With Valentine’s Day approaching, the air is saturated with discussions of dates and romantic setups, and use of the cliched phrase “one in four, maybe more” seems to have increased. The phrase dates from an Aug. 4, 1987 Wall Street Journal article entitled “Lipstick and Lords: Yale’s New Look,” a piece that covered the popular Lesbian, Gay, Bisexual and Transgendered Co-op dances but is typically remembered for its widely cited — and perhaps just as widely questioned — assertion that 25 percent of Yale students are homosexual.

Veracity aside, both the article and the cliche it spawned imply that sexual minorities benefit from numbers, power and constant discourse here at “the gay Ivy.” But this is far from the truth. While Yale profits from a diverse non-heterosexual population, the resources dedicated to the support of lesbian, gay, bisexual, transgendered and questioning students and their activities lag far behind the community’s needs. The gay community lacks a coherent support system. We are considered academically negligible, if program funding is any indication. And the University’s new diversity plan suggests that our views and presence are undervalued in Yale’s faculty.

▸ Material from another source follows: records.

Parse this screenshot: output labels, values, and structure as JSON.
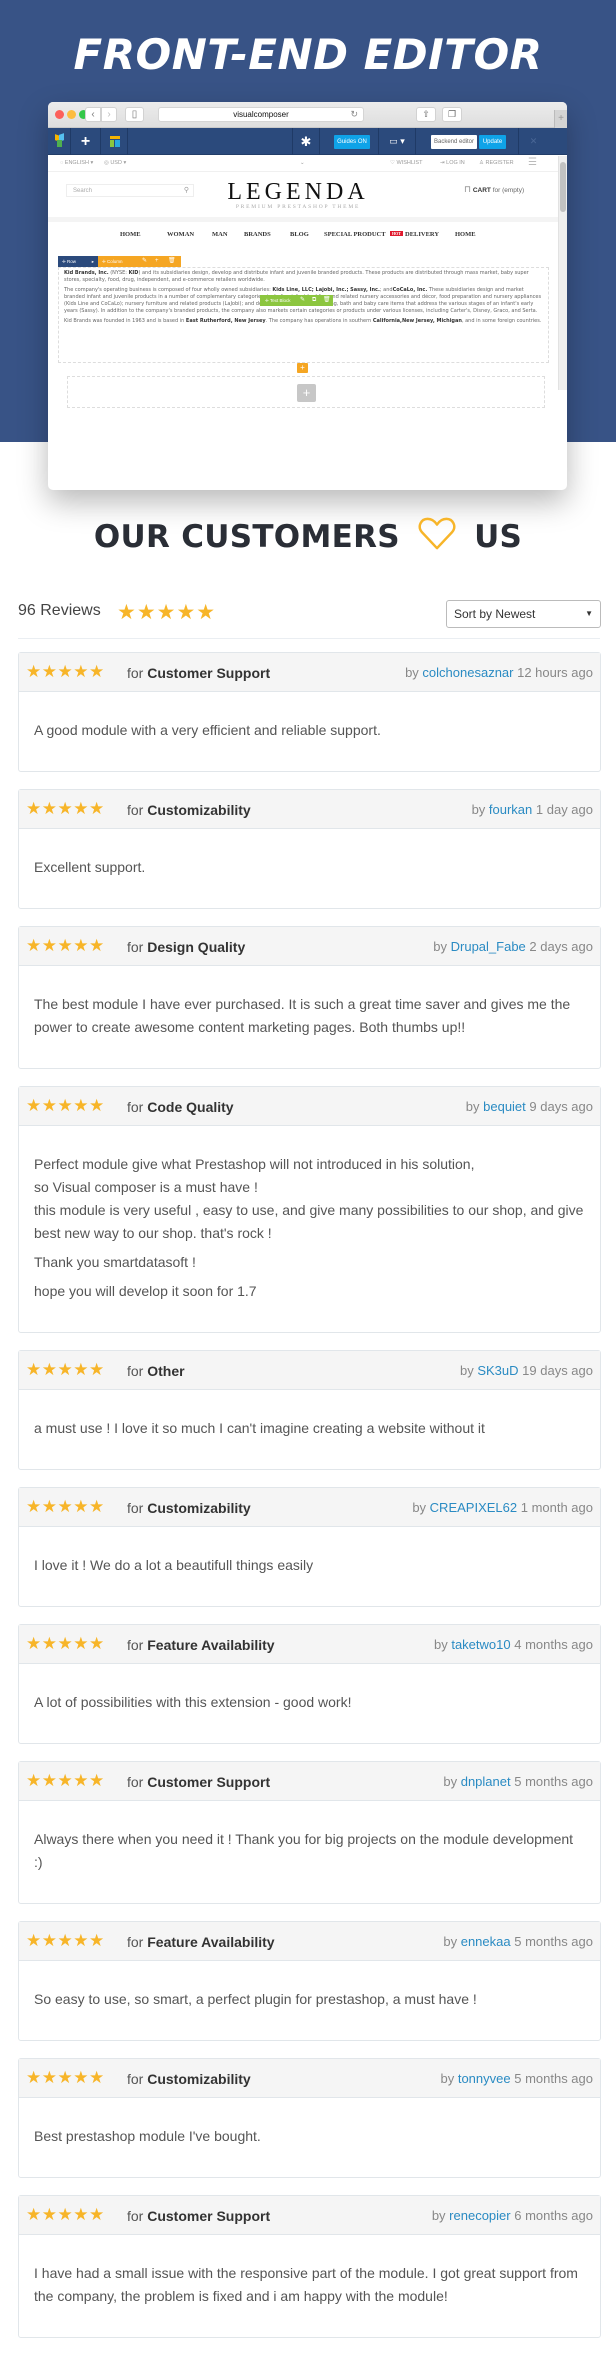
{
  "hero": {
    "title": "FRONT-END EDITOR",
    "background": "#385386"
  },
  "browser": {
    "url": "visualcomposer",
    "back_glyph": "‹",
    "forward_glyph": "›",
    "reload_glyph": "↻",
    "share_glyph": "⇧",
    "tabs_glyph": "❐",
    "newtab_glyph": "+"
  },
  "editor_toolbar": {
    "add_glyph": "+",
    "settings_glyph": "✱",
    "guides_label": "Guides ON",
    "device_glyph": "▭ ▾",
    "backend_label": "Backend editor",
    "update_label": "Update",
    "close_glyph": "✕"
  },
  "site": {
    "topbar": {
      "language": "ENGLISH ▾",
      "currency": "USD ▾",
      "toggle": "⌄",
      "wishlist": "WISHLIST",
      "login": "LOG IN",
      "register": "REGISTER",
      "menu_glyph": "☰"
    },
    "search_placeholder": "Search",
    "logo": "LEGENDA",
    "logo_sub": "PREMIUM PRESTASHOP THEME",
    "cart_label": "CART",
    "cart_status": "for (empty)",
    "menu": [
      "HOME",
      "WOMAN",
      "MAN",
      "BRANDS",
      "BLOG",
      "SPECIAL PRODUCT",
      "DELIVERY",
      "HOME"
    ],
    "hot_badge": "HOT",
    "row_label": "Row",
    "column_label": "Column",
    "textblock_label": "Text Block",
    "paragraphs": {
      "p1_bold": "Kid Brands, Inc.",
      "p1_a": " (NYSE: ",
      "p1_bold2": "KID",
      "p1_b": ") and its subsidiaries design, develop and distribute infant and juvenile branded products. These products are distributed through mass market, baby super stores, specialty, food, drug, independent, and e-commerce retailers worldwide.",
      "p2_a": "The company's operating business is composed of four wholly owned subsidiaries: ",
      "p2_bold": "Kids Line, LLC; Lajobi, Inc.; Sassy, Inc.",
      "p2_b": "; and",
      "p2_bold2": "CoCaLo, Inc.",
      "p2_c": " These subsidiaries design and market branded infant and juvenile products in a number of complementary categories, including infant bedding and related nursery accessories and décor, food preparation and nursery appliances (Kids Line and CoCaLo); nursery furniture and related products (LaJobi); and developmental toys and feeding, bath and baby care items that address the various stages of an infant's early years (Sassy). In addition to the company's branded products, the company also markets certain categories or products under various licenses, including Carter's, Disney, Graco, and Serta.",
      "p3_a": "Kid Brands was founded in 1963 and is based in ",
      "p3_bold": "East Rutherford, New Jersey",
      "p3_b": ". The company has operations in southern ",
      "p3_bold2": "California,New Jersey, Michigan",
      "p3_c": ", and in some foreign countries."
    }
  },
  "customers": {
    "heading_left": "OUR CUSTOMERS",
    "heading_right": "US",
    "heart_color": "#f7b529",
    "reviews_count": "96 Reviews",
    "summary_rating": 5,
    "star_glyphs": "★★★★★",
    "sort_value": "Sort by Newest",
    "sort_arrow": "▼"
  },
  "reviews": [
    {
      "rating": 5,
      "stars": "★★★★★",
      "for_prefix": "for ",
      "category": "Customer Support",
      "by_prefix": "by ",
      "author": "colchonesaznar",
      "time": " 12 hours ago",
      "paragraphs": [
        "A good module with a very efficient and reliable support."
      ]
    },
    {
      "rating": 5,
      "stars": "★★★★★",
      "for_prefix": "for ",
      "category": "Customizability",
      "by_prefix": "by ",
      "author": "fourkan",
      "time": " 1 day ago",
      "paragraphs": [
        "Excellent support."
      ]
    },
    {
      "rating": 5,
      "stars": "★★★★★",
      "for_prefix": "for ",
      "category": "Design Quality",
      "by_prefix": "by ",
      "author": "Drupal_Fabe",
      "time": " 2 days ago",
      "paragraphs": [
        "The best module I have ever purchased. It is such a great time saver and gives me the power to create awesome content marketing pages. Both thumbs up!!"
      ]
    },
    {
      "rating": 5,
      "stars": "★★★★★",
      "for_prefix": "for ",
      "category": "Code Quality",
      "by_prefix": "by ",
      "author": "bequiet",
      "time": " 9 days ago",
      "paragraphs": [
        "Perfect module give what Prestashop will not introduced in his solution,\nso Visual composer is a must have !\nthis module is very useful , easy to use, and give many possibilities to our shop, and give best new way to our shop. that's rock !",
        "Thank you smartdatasoft !",
        "hope you will develop it soon for 1.7"
      ]
    },
    {
      "rating": 5,
      "stars": "★★★★★",
      "for_prefix": "for ",
      "category": "Other",
      "by_prefix": "by ",
      "author": "SK3uD",
      "time": " 19 days ago",
      "paragraphs": [
        "a must use ! I love it so much I can't imagine creating a website without it"
      ]
    },
    {
      "rating": 5,
      "stars": "★★★★★",
      "for_prefix": "for ",
      "category": "Customizability",
      "by_prefix": "by ",
      "author": "CREAPIXEL62",
      "time": " 1 month ago",
      "paragraphs": [
        "I love it ! We do a lot a beautifull things easily"
      ]
    },
    {
      "rating": 5,
      "stars": "★★★★★",
      "for_prefix": "for ",
      "category": "Feature Availability",
      "by_prefix": "by ",
      "author": "taketwo10",
      "time": " 4 months ago",
      "paragraphs": [
        "A lot of possibilities with this extension - good work!"
      ]
    },
    {
      "rating": 5,
      "stars": "★★★★★",
      "for_prefix": "for ",
      "category": "Customer Support",
      "by_prefix": "by ",
      "author": "dnplanet",
      "time": " 5 months ago",
      "paragraphs": [
        "Always there when you need it ! Thank you for big projects on the module development :)"
      ]
    },
    {
      "rating": 5,
      "stars": "★★★★★",
      "for_prefix": "for ",
      "category": "Feature Availability",
      "by_prefix": "by ",
      "author": "ennekaa",
      "time": " 5 months ago",
      "paragraphs": [
        "So easy to use, so smart, a perfect plugin for prestashop, a must have !"
      ]
    },
    {
      "rating": 5,
      "stars": "★★★★★",
      "for_prefix": "for ",
      "category": "Customizability",
      "by_prefix": "by ",
      "author": "tonnyvee",
      "time": " 5 months ago",
      "paragraphs": [
        "Best prestashop module I've bought."
      ]
    },
    {
      "rating": 5,
      "stars": "★★★★★",
      "for_prefix": "for ",
      "category": "Customer Support",
      "by_prefix": "by ",
      "author": "renecopier",
      "time": " 6 months ago",
      "paragraphs": [
        "I have had a small issue with the responsive part of the module. I got great support from the company, the problem is fixed and i am happy with the module!"
      ]
    }
  ]
}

While the administration feels that peer counseling and mental health services alone suffice, the LGBTQ community at Yale has repeatedly requested that the University appoint a dean of LGBTQ affairs. Yale has made it clear that its dedication to diversity includes creating spaces where individuals can celebrate and share their identities, where they can feel comfortable with their differences. Various cultural houses have been established at Yale to foster a sense of community among people who share histories and experiences due to their shared difference. Each has a dean who provides support for students and takes on their causes.

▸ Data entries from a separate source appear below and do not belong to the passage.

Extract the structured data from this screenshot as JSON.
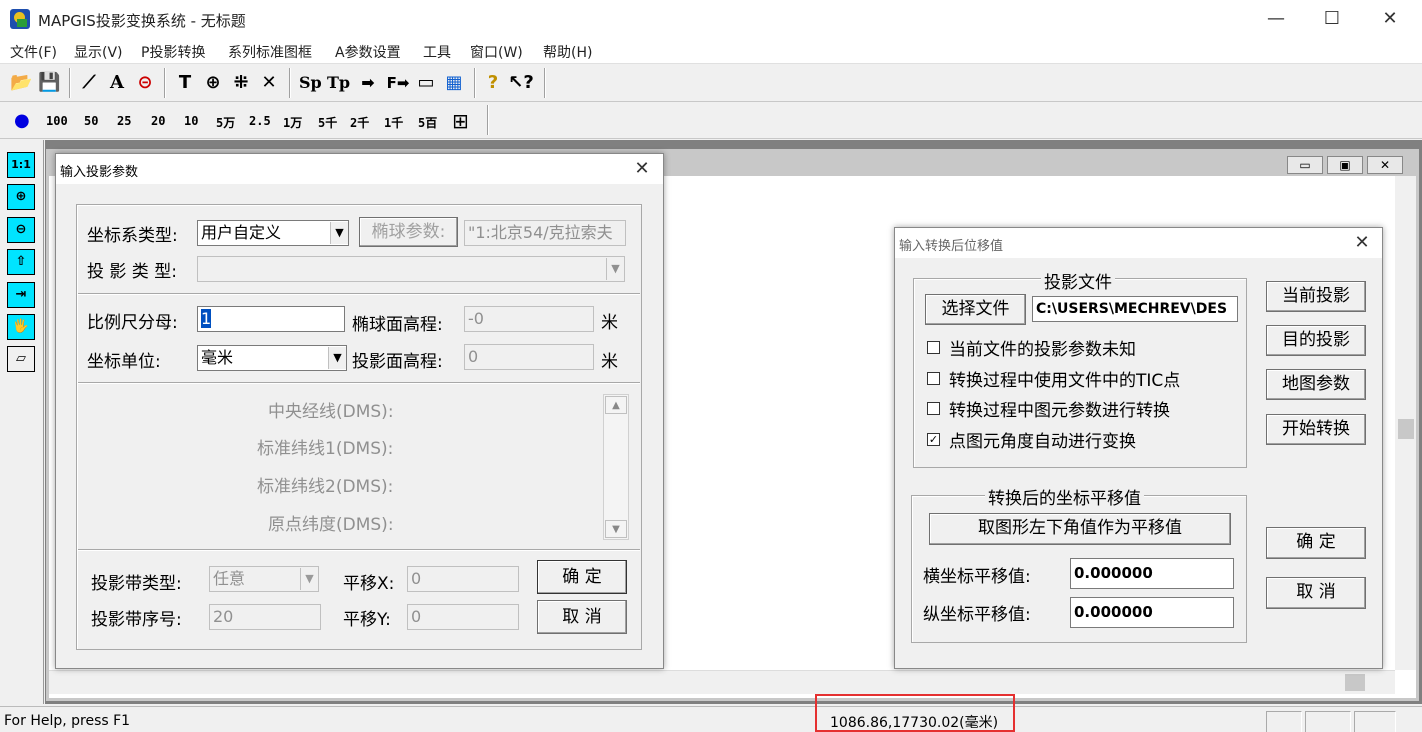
{
  "app": {
    "title": "MAPGIS投影变换系统 - 无标题",
    "minimize": "—",
    "maximize": "☐",
    "close": "✕"
  },
  "menu": [
    "文件(F)",
    "显示(V)",
    "P投影转换",
    "系列标准图框",
    "A参数设置",
    "工具",
    "窗口(W)",
    "帮助(H)"
  ],
  "toolbar1": [
    "📂",
    "💾",
    "⟋",
    "A",
    "⊝",
    "T",
    "⊕",
    "⁜",
    "✕",
    "Sp",
    "Tp",
    "➡",
    "F➡",
    "▭",
    "▦",
    "?",
    "↖?"
  ],
  "toolbar2": {
    "dot": "●",
    "scales": [
      "100",
      "50",
      "25",
      "20",
      "10",
      "5万",
      "2.5",
      "1万",
      "5千",
      "2千",
      "1千",
      "5百"
    ],
    "grid": "⊞"
  },
  "lefttools": [
    "1:1",
    "⊕",
    "⊖",
    "⇧",
    "⇥",
    "🖐",
    "▱"
  ],
  "doc": {
    "min": "▭",
    "restore": "▣",
    "close": "✕"
  },
  "status": {
    "help": "For Help, press F1",
    "coord": "1086.86,17730.02(毫米)"
  },
  "proj_dialog": {
    "title": "输入投影参数",
    "close": "✕",
    "coord_type_label": "坐标系类型:",
    "coord_type_value": "用户自定义",
    "ellipsoid_btn": "椭球参数:",
    "ellipsoid_value": "\"1:北京54/克拉索夫",
    "proj_type_label": "投 影 类 型:",
    "scale_label": "比例尺分母:",
    "scale_value": "1",
    "ell_height_label": "椭球面高程:",
    "ell_height_value": "-0",
    "unit_m1": "米",
    "unit_label": "坐标单位:",
    "unit_value": "毫米",
    "proj_height_label": "投影面高程:",
    "proj_height_value": "0",
    "unit_m2": "米",
    "param_labels": [
      "中央经线(DMS):",
      "标准纬线1(DMS):",
      "标准纬线2(DMS):",
      "原点纬度(DMS):"
    ],
    "zone_type_label": "投影带类型:",
    "zone_type_value": "任意",
    "zone_no_label": "投影带序号:",
    "zone_no_value": "20",
    "shift_x_label": "平移X:",
    "shift_x_value": "0",
    "shift_y_label": "平移Y:",
    "shift_y_value": "0",
    "ok": "确 定",
    "cancel": "取 消"
  },
  "shift_dialog": {
    "title": "输入转换后位移值",
    "close": "✕",
    "group1_title": "投影文件",
    "select_file_btn": "选择文件",
    "file_path": "C:\\USERS\\MECHREV\\DES",
    "checks": [
      {
        "label": "当前文件的投影参数未知",
        "checked": false
      },
      {
        "label": "转换过程中使用文件中的TIC点",
        "checked": false
      },
      {
        "label": "转换过程中图元参数进行转换",
        "checked": false
      },
      {
        "label": "点图元角度自动进行变换",
        "checked": true
      }
    ],
    "check_mark": "✓",
    "btn_current": "当前投影",
    "btn_target": "目的投影",
    "btn_map": "地图参数",
    "btn_start": "开始转换",
    "group2_title": "转换后的坐标平移值",
    "lower_left_btn": "取图形左下角值作为平移值",
    "x_label": "横坐标平移值:",
    "x_value": "0.000000",
    "y_label": "纵坐标平移值:",
    "y_value": "0.000000",
    "ok": "确 定",
    "cancel": "取 消"
  }
}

By contrast, the task of championing LGBTQ issues to the administration has fallen largely on students and a small group of faculty generous enough to donate their time and energy. To be sure, the University has increased the resources offered to the LGBTQ community — it provided a small space for a student-run Queer Resource Center and a phone network for a peer support hotline. But we still depend predominantly on the UOFC and the generosity of the Gay and Lesbian Alumni Association to meet our needs. The University has made no significant financial commitment to foster the same community support system it has provided for other communities.

The University has been engaged in a high-profile battle with Larry Kramer over the Larry Kramer Initiative and Lesbian and Gay Studies for some time. LKI has been instrumental in increasing the discussion of LGBTQ issues on campus through well-attended lectures, and has provided students with the necessary resources to explore sexuality in an academic context.

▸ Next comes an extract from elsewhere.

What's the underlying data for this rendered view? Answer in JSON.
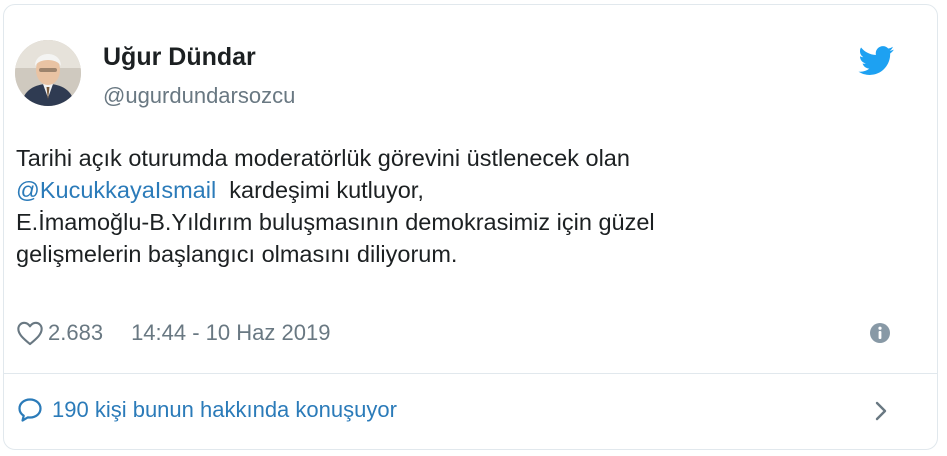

While it is debatable whether all of Kramer’s demands are reasonable, his assertion that Yale is not willing to make a sufficient investment in Lesbian and Gay Studies is accurate. The University maintains an official commitment to the LKI, yet it refuses to allocate any funding to the program beyond two visiting professors (who, it seems, have no chance of remaining at Yale regardless of academic ability). The wait-and-see attitude the University holds towards the LKI is hindering the program’s growth, particularly because of the resulting lack of permanent teaching positions.

With the goal of removing barriers that prevent diversity among faculty members, President Levin unveiled a diversity plan last semester that, if successful, will increase representation of the perspectives of minorities and women. When I questioned Levin at an open forum about the absence of sexual minorities in the recruitment and retention plan, he responded that there was no need to include sexual orientation because it is protected by the University’s discrimination policy. Every group targeted by the diversity plan is protected by the discrimination policy. There are few openly LGBTQ faculty, a fact possibly attributable to the history of “gay purges” within the academic world. While the University seems to value the unique perspective many underrepresented groups can bring to its faculty, LGBTQ individuals have been omitted. The threat of low job security that LGBTQ academics face at Yale is driving talented individuals to other institutions. This is the exact predicament the diversity plan hopes to alleviate for other underrepresented groups.

Despite Yale’s unofficial reputation as “the gay Ivy,” the University has yet to seriously assess and address the needs of its LGBTQ population. Students and faculty members have managed to pick up the slack for some time now, but it is undeniable that the health and happiness of one of Yale’s most sizable minorities is worth the reasonable investment required. It is time the University gave it serious consideration.

Andrew Dowe is a sophomore in Berkeley College.